4. Choose a realistic deductible.
When choosing a deductible, it is tempting to keep it high, so as to lower your premiums. However, accidents do unfortunately happen at a higher rate than you think — estimates show that a driver is likely to get in a crash every 18 years. It is essential to carefully check your budget and funds before selecting your deductible. Ask yourself: in the event of an accident happening tomorrow, could I part with the money without too much financial strain? Staying on the safe side, rather than playing an optimistic gambler, may be your best bet, even if it means higher premiums.
5. Be honest with yourself about what kind of driver you are.
Fess up; your texting while driving skills aren’t better than anyone else’s. One study quoted in the Association for Psychological science, found that when it comes to ranking driving skills, people consistently rank themselves as above average, even while admitting that others probably wouldn’t feel the same. While looking at the price of insurance, it is easy to reassure yourself, well I am a careful driver, the statistics don’t apply to me, ect. Take some time to really ask yourself what your risk factors are, what your patterns are, and accurately reflect on your abilities, and then decide on what it means for your coverage.

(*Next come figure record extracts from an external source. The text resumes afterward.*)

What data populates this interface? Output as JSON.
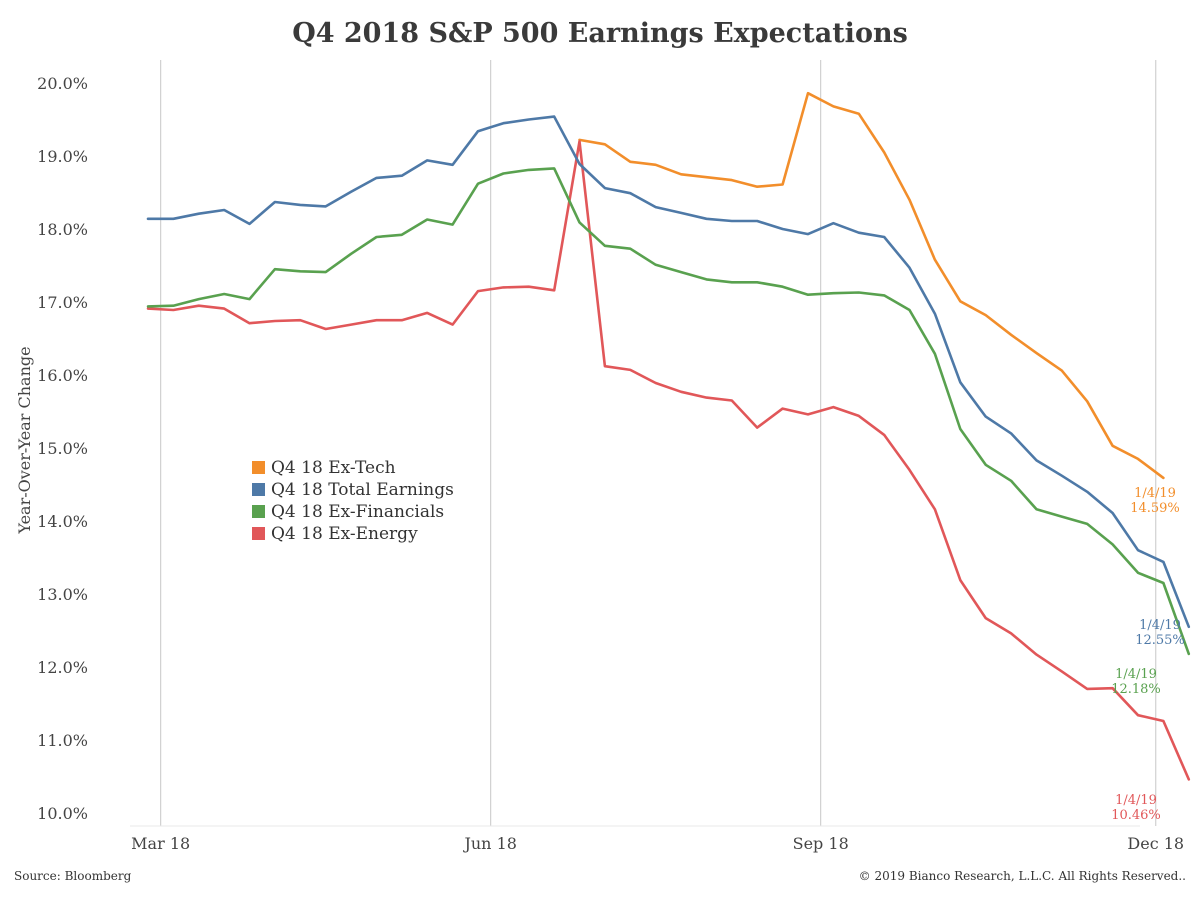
{
  "chart_data": {
    "type": "line",
    "title": "Q4 2018 S&P 500 Earnings Expectations",
    "ylabel": "Year-Over-Year Change",
    "xlabel": "",
    "ylim": [
      10.0,
      20.0
    ],
    "yticks": [
      "10.0%",
      "11.0%",
      "12.0%",
      "13.0%",
      "14.0%",
      "15.0%",
      "16.0%",
      "17.0%",
      "18.0%",
      "19.0%",
      "20.0%"
    ],
    "xticks": [
      {
        "label": "Mar 18",
        "index": 0.5
      },
      {
        "label": "Jun 18",
        "index": 13.5
      },
      {
        "label": "Sep 18",
        "index": 26.5
      },
      {
        "label": "Dec 18",
        "index": 39.7
      }
    ],
    "x_count": 40,
    "grid": {
      "vertical": true,
      "horizontal": false
    },
    "legend_position": "center-left",
    "series": [
      {
        "name": "Q4 18 Ex-Tech",
        "color": "#f28e2b",
        "start": 17,
        "values": [
          19.22,
          19.16,
          18.92,
          18.88,
          18.75,
          18.71,
          18.67,
          18.58,
          18.61,
          19.86,
          19.68,
          19.58,
          19.05,
          18.4,
          17.58,
          17.01,
          16.82,
          16.55,
          16.3,
          16.06,
          15.64,
          15.03,
          14.85,
          14.59
        ],
        "end_label": {
          "date": "1/4/19",
          "value": "14.59%"
        }
      },
      {
        "name": "Q4 18 Total Earnings",
        "color": "#4e79a7",
        "start": 0,
        "values": [
          18.14,
          18.14,
          18.21,
          18.26,
          18.07,
          18.37,
          18.33,
          18.31,
          18.51,
          18.7,
          18.73,
          18.94,
          18.88,
          19.34,
          19.45,
          19.5,
          19.54,
          18.89,
          18.56,
          18.49,
          18.3,
          18.22,
          18.14,
          18.11,
          18.11,
          18.0,
          17.93,
          18.08,
          17.95,
          17.89,
          17.47,
          16.84,
          15.9,
          15.43,
          15.2,
          14.83,
          14.62,
          14.4,
          14.11,
          13.6,
          13.44,
          12.55
        ],
        "end_label": {
          "date": "1/4/19",
          "value": "12.55%"
        }
      },
      {
        "name": "Q4 18 Ex-Financials",
        "color": "#59a14f",
        "start": 0,
        "values": [
          16.94,
          16.95,
          17.04,
          17.11,
          17.04,
          17.45,
          17.42,
          17.41,
          17.66,
          17.89,
          17.92,
          18.13,
          18.06,
          18.62,
          18.76,
          18.81,
          18.83,
          18.09,
          17.77,
          17.73,
          17.51,
          17.41,
          17.31,
          17.27,
          17.27,
          17.21,
          17.1,
          17.12,
          17.13,
          17.09,
          16.89,
          16.29,
          15.26,
          14.77,
          14.55,
          14.16,
          14.06,
          13.96,
          13.68,
          13.29,
          13.15,
          12.18
        ],
        "end_label": {
          "date": "1/4/19",
          "value": "12.18%"
        }
      },
      {
        "name": "Q4 18 Ex-Energy",
        "color": "#e15759",
        "start": 0,
        "values": [
          16.91,
          16.89,
          16.95,
          16.91,
          16.71,
          16.74,
          16.75,
          16.63,
          16.69,
          16.75,
          16.75,
          16.85,
          16.69,
          17.15,
          17.2,
          17.21,
          17.16,
          19.2,
          16.12,
          16.07,
          15.89,
          15.77,
          15.69,
          15.65,
          15.28,
          15.54,
          15.46,
          15.56,
          15.44,
          15.18,
          14.7,
          14.16,
          13.19,
          12.67,
          12.46,
          12.17,
          11.94,
          11.7,
          11.71,
          11.34,
          11.26,
          10.46
        ],
        "end_label": {
          "date": "1/4/19",
          "value": "10.46%"
        }
      }
    ],
    "legend_order": [
      0,
      1,
      2,
      3
    ]
  },
  "footer": {
    "source": "Source: Bloomberg",
    "copyright": "© 2019 Bianco Research, L.L.C. All Rights Reserved.."
  }
}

6. Review how your potential insurance handles claims.
Knowing what to do in the case of an accident is always a good idea. However, some insurance providers make it easier than others to file a claim. This can have a real impact on how much and how smoothly coverage kicks in when dealing with an accident. Knowing your insurance is easy to work with can ease the emotional burden of going through the claims process, especially after a traumatic event.